Premise/plot: Elizabeth. Frances. Ann. Emilie. These are some of the narrators of Jennifer Chiaverini's newest historical novel. The novel is told in alternating voices--each chapter narrated by one of Mary Todd Lincoln's sisters--and alternating times. The book alternates between the present--1875 moving forward--and the past--starting in 1825. The book centers on Mary Todd (Lincoln) and her mental health and capabilities.
Mary has always, always, always been Mary. Strong-willed. Easily offended. Bearer of grudges. Irresponsible with money. But now that the court has ruled her insane, the sisters each have their own reaction and response. What is best for Mary? Will they help Mary's situation or make it worse if they try to mend bridges and repair relationships now?
My thoughts: I found this a fascinating read. I love, love, love historical fiction. I haven't read much about the Lincolns. Though I do seem to remember having read a young adult novel starring Mary Todd--remember vaguely at least. I don't recall ever having read about her later years after the assassination of President Abraham Lincoln. So fascinating is about as good a word as any.
I am usually not a big fan of books with multiple narrators--but in this case I didn't mind. Each sister had her own relationship with Mary; each sister had a unique perspective. To only have the perspective of one sister would have been incomplete and inconclusive.
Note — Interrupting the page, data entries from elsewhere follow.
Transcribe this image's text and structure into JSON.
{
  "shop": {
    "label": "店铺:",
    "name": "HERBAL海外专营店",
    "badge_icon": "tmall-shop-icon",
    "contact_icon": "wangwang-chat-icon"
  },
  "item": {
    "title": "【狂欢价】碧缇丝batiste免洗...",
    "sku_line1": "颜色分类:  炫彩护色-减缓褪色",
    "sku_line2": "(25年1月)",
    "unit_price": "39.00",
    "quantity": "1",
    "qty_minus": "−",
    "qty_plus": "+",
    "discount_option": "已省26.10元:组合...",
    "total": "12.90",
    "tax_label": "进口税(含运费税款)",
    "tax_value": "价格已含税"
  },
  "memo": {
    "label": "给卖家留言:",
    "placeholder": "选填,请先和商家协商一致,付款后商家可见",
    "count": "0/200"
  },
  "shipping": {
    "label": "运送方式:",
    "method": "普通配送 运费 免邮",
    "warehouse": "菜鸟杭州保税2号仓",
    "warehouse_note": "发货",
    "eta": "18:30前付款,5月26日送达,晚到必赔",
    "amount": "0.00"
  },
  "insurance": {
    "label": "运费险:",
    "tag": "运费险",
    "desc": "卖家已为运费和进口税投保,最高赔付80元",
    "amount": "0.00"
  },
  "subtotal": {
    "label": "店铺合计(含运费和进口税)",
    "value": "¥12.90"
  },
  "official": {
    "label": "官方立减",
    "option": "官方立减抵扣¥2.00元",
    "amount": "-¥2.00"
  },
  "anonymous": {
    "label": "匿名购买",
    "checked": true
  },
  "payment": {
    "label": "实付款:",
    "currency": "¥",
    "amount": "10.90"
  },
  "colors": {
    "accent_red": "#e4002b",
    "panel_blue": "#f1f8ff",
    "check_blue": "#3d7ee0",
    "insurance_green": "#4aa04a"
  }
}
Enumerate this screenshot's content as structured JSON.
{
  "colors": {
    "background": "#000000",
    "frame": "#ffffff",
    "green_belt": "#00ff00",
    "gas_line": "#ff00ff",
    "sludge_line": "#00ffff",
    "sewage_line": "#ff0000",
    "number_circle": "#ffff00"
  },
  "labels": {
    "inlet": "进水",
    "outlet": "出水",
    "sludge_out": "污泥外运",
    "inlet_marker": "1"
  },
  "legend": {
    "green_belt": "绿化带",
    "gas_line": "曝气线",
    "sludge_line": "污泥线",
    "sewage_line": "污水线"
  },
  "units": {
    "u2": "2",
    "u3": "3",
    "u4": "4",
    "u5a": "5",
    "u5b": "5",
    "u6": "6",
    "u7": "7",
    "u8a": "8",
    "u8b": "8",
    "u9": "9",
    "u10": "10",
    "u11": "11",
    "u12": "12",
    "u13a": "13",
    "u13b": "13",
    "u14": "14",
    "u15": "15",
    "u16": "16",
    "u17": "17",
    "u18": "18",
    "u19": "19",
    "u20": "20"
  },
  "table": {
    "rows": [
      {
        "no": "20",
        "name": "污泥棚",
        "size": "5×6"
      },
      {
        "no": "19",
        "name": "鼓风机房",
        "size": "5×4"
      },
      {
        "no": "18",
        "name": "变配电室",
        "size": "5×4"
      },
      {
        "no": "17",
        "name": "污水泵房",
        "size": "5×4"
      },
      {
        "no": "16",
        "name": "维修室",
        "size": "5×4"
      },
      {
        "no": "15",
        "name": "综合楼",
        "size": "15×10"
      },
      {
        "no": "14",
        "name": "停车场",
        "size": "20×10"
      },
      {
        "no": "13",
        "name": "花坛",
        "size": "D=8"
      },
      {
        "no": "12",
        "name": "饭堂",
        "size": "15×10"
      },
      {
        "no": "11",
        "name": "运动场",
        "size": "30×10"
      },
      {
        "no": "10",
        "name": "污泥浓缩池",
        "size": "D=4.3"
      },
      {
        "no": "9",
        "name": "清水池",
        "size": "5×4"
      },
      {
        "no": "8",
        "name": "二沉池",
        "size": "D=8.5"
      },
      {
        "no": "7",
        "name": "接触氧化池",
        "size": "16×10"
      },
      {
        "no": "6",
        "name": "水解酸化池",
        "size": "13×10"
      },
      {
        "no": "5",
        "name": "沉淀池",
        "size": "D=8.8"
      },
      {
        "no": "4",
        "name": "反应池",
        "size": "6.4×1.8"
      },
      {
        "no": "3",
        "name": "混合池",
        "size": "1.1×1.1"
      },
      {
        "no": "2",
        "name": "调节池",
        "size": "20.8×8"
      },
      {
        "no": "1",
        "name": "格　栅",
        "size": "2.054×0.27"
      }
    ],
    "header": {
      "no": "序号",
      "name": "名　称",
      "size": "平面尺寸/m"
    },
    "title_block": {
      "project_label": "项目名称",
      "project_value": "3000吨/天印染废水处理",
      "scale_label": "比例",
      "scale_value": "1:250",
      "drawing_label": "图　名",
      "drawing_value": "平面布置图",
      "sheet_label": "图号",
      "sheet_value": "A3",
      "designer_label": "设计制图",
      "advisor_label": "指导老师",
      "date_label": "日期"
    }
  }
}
I usually prefer books with a clear chronological narrative--very straightforward. But again in this case I didn't mind. Readers are able to trace the story and arrive at their own conclusions about Mary.
I loved the focus on family and on sisters in particular. Elizabeth, the oldest sister, really went above and beyond to nurture her younger sisters and support them to the best of her ability. I liked all the sisters.
I would definitely recommend this one!